The keypoint descriptors are highly distinctive, which allows a single feature to find its correct match with good probability in a large database of features. However, in a cluttered 2 image, many features from the background will not have any correct match in the database, giving rise to many false matches in addition to the correct ones. The correct matches can be filtered from the full set of matches by identifying subsets of keypoints that agree on the object and its location, scale, and orientation in the new image. The probability that several features will agree on these parameters by chance is much lower than the probability that any individual feature match will be in error. The determination of these consistent clusters can be performed rapidly by using an efficient hash table implementation of the generalized Hough transform.

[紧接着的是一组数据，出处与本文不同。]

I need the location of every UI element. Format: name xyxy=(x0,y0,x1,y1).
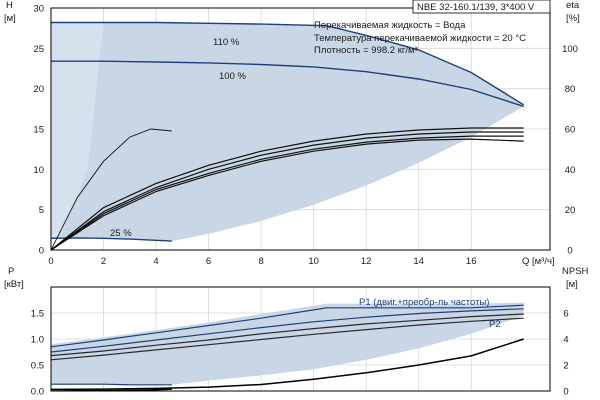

关键点的描述是高度有特色的允许它在大数据库中用一个特征以较高的可能在数据库中找到正确的匹配。然而，在两幅聚类了的图片中，许多来自背景的特征不能够与数据库很好的对应上，会在正确的匹配上增加许多错误的匹配。正确的匹配，用鉴定关键点子集对应物体与它的位置，尺度，和方向的方法，能从所有匹配集中滤除出来。这样一些特征点与属性偶然的匹配错误要比单个点的匹配错误低很多。确定这些始终如一的聚类在使用有效的霍夫变换实现的哈希表实现能够快速的表现出来。

Each cluster of 3 or more features that agree on an object and its pose is then subject to further detailed verification. First, a least-squared estimate is made for an affine approximation to the object pose. Any other image features consistent with this pose are identified,and outliers are discarded. Finally, a detailed computation is made of the probability that a particular set of features indicates the presence of an object, given the accuracy of fit and number of probable false matches. Object matches that pass all these tests can be identified as correct with high confidence .
对每个聚类的3或多个特征对应的一个物体，它的姿势受制于更深入的详细的验证，首先，最小二乘的估计是用做仿射近似一个物体的姿势，恒定不变的其他图片的特征当姿势鉴别出来，异常的被丢弃，最终，一个详细的计算是由特征的特定的集合组成的，代表了存在一个物体。给定匹配的准确度以及可能错误的匹配。拖过这些测试，物体匹配能够有足够的自信能够成功鉴别。